Reed, too, points out that he was greatly appreciated by the Moroccans, receiving the prestigious commendation of the Order of Commander of the Throne--the first non-Moroccan to receive the honor.

And in the end, Morocco was a cakewalk compared with the heat Reed would take at the U. N. for writing a letter to Ronald Reagan criticizing George Shultz’s decision to deny PLO leader Yasser Arafat a visa to address the United Nations.

Reed wants to make it clear that he was serving as an “international civil servant” when as undersecretary general for political affairs, he advocated a visa for Arafat.

Advertisement

Bush was clearly unfazed by the United Nations flap because, as White House aides tell it, Reed was the President’s first and only choice for chief of protocol--just months after the Arafat incident.
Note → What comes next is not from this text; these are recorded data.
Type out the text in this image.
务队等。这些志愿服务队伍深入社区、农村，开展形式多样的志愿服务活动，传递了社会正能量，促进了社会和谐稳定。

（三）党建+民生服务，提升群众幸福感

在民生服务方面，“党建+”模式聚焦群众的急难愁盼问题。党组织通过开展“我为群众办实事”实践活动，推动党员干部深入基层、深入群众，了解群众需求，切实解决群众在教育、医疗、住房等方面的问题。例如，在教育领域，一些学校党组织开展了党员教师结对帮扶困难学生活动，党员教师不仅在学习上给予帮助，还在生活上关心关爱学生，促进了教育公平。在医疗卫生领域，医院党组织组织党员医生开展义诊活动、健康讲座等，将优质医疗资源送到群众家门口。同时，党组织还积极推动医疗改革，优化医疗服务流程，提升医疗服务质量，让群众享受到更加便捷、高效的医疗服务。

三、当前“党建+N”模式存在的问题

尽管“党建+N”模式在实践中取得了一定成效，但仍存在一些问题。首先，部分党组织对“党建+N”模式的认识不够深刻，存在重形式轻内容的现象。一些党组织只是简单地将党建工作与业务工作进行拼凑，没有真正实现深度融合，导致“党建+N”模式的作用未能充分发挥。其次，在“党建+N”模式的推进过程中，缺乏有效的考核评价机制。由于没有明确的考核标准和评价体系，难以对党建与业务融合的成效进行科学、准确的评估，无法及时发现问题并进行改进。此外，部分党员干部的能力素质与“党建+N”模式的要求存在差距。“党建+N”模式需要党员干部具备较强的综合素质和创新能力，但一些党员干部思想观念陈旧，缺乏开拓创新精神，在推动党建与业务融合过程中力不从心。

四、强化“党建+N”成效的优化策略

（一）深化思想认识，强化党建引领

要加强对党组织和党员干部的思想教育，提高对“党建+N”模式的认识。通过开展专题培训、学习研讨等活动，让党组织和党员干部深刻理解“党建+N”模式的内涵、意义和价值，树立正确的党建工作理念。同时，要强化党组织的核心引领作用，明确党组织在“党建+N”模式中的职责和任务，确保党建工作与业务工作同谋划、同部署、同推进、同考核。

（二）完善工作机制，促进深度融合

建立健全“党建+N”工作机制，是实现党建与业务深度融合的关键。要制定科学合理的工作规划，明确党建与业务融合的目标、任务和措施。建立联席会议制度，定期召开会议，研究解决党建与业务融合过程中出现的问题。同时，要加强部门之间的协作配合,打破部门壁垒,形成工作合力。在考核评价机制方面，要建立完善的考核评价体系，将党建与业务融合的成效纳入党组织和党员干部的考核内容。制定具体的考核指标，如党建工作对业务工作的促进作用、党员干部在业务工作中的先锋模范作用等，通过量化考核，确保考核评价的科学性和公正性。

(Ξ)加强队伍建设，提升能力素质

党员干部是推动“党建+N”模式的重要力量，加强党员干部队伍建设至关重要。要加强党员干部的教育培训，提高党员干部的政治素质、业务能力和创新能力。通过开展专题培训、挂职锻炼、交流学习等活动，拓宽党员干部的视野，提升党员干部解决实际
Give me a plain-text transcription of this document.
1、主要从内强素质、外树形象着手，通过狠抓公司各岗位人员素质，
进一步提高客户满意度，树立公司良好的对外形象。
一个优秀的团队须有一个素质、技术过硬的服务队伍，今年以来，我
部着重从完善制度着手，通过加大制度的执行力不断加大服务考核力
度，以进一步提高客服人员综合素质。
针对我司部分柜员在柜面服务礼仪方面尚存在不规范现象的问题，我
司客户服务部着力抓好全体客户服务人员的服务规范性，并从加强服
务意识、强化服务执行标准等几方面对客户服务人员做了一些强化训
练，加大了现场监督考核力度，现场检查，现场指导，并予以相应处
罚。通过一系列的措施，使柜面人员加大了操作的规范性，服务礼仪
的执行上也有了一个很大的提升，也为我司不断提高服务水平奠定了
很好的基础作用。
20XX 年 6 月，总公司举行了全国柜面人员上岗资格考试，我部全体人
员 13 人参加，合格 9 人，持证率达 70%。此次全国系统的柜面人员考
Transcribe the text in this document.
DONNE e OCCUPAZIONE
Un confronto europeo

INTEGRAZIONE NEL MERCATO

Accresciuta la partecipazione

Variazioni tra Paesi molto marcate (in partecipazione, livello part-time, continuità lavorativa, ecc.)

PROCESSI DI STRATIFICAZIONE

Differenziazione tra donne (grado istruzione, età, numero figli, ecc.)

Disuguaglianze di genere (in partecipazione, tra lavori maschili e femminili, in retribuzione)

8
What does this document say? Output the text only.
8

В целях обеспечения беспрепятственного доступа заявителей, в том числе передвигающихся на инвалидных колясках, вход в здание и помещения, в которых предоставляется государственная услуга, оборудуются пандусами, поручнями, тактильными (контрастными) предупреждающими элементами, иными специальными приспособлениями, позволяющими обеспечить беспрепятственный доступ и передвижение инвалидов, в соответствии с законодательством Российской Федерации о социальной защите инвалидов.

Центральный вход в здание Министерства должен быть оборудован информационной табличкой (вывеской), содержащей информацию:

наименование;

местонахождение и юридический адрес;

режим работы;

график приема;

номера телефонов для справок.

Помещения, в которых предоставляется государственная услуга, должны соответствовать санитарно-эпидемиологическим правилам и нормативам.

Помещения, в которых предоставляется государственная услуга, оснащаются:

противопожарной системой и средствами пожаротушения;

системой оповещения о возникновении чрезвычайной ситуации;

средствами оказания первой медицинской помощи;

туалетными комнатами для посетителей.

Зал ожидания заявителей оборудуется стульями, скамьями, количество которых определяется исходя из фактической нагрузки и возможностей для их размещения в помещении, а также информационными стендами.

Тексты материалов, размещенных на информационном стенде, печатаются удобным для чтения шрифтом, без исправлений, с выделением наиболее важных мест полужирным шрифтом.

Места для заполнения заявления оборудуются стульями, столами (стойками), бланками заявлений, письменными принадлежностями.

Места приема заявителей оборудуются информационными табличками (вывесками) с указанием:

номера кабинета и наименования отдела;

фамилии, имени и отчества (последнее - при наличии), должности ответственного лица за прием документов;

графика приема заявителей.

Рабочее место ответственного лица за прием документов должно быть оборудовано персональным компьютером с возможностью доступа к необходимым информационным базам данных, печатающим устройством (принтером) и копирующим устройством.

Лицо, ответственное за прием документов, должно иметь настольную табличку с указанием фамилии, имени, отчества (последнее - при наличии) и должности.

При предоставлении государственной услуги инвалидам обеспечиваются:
And what is the best part of this job for Joseph Verner Reed?

“Serving George Bush, President of the United States, and Mrs. Bush, as a result of their personal request,” he says without missing a beat.

“I am so proud and so privileged to have their confidence. And I must say that every time I participate in an event at the White House, I just can’t help but think how lucky I am to have the coincidence of the relationship between our two families.”